From
Dr Masters:
An area of disturbed weather with heavy thunderstorm activity has developed along a broad trough of surface low pressure in the western Caribbean between Mexico's Yucatan Peninsula and Cuba. Satellite imagery shows a steadily increasing amount of heavy thunderstorm activity, but no signs of a surface circulation. NHC canceled the Hurricane Hunter flight scheduled for this afternoon, and has not scheduled a mission for Saturday.
NHC no longer thinks highly enough of this system to offer their suite of early model tracks, but the latest runs of the GFS, NOGAPS, and UKMET models all indicate that the disturbance will move north then northeastward over the weekend, bringing heavy rains of 2-4 inches over Central Cuba, extreme South Florida, and the northwest Bahama Islands.
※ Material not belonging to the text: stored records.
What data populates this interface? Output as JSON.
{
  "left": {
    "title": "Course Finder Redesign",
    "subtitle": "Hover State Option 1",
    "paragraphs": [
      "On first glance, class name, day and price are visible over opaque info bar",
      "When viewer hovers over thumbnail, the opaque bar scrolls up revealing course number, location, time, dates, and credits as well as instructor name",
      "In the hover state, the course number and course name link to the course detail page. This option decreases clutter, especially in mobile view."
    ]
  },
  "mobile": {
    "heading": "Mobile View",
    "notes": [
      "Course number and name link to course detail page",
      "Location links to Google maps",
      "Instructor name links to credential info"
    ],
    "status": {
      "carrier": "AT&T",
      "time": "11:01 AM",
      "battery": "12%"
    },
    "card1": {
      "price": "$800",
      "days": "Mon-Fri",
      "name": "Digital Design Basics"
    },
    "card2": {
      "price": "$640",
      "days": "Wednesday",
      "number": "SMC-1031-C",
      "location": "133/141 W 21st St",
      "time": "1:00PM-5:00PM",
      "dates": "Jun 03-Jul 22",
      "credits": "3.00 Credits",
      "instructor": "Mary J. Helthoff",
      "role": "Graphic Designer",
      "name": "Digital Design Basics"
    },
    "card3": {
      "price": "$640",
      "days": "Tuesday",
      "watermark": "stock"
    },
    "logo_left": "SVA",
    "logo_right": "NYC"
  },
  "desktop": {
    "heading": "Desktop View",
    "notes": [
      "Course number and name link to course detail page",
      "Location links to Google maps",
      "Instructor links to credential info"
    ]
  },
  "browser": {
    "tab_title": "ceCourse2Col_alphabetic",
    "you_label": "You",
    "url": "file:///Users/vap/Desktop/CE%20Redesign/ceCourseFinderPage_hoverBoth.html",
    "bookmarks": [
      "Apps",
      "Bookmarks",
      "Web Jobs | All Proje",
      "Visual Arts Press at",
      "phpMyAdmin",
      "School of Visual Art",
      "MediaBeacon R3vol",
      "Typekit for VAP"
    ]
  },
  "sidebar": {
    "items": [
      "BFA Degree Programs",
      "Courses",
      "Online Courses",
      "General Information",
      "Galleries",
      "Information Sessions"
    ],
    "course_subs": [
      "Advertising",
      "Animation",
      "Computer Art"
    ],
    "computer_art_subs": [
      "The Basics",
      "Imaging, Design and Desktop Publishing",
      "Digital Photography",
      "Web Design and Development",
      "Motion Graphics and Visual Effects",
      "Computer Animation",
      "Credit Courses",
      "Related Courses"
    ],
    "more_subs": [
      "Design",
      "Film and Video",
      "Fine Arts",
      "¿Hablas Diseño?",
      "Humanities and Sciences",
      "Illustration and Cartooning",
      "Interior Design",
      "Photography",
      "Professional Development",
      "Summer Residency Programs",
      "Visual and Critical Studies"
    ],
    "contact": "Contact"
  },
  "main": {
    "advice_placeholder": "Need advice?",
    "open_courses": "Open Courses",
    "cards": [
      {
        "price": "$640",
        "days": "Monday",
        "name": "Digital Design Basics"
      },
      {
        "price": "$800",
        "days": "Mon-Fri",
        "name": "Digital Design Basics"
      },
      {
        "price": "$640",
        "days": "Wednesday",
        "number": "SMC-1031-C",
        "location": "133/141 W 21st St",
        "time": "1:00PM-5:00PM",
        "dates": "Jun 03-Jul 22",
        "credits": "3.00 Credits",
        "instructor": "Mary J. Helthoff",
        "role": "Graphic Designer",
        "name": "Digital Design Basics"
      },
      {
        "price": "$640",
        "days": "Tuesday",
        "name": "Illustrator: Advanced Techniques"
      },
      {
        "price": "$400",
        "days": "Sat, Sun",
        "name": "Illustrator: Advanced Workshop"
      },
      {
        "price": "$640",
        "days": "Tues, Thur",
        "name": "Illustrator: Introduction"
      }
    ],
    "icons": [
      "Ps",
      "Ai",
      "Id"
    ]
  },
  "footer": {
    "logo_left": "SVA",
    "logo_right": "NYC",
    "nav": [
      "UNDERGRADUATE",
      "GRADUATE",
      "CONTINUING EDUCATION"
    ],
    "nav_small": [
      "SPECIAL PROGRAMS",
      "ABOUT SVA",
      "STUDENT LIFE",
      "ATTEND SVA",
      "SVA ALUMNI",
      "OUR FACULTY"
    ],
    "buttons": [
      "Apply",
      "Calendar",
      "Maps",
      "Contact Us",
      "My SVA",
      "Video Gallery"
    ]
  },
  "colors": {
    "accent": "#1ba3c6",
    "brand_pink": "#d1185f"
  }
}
Some isolated amounts of up to 6 inches are possible over Cuba and the Bahamas. All of these models indicate the possibility that a tropical or subtropical depression could form by Sunday near South Florida or the Bahamas. There is enough wind shear that an extratropical storm could form, instead, though.
Wind shear over the disturbance has decreased from 20-25 to 10-20 knots today, and is forecast to remain at similar levels for the next 48 hours. There is some dry air one can see on
Water vapor satellite loops over the western Caribbean and southern Gulf of Mexico slowing development of the system, and this will continue to be a factor that will slow development over the next two days. Surface pressures are not falling over the region, and thus any development is going to be slow to occur. I give the system a 20% chance of becoming a depression. Wind shear is a very high 20-40 knots from central Florida northwards, which should act to keep the top winds of any storm that does form below 50 mph.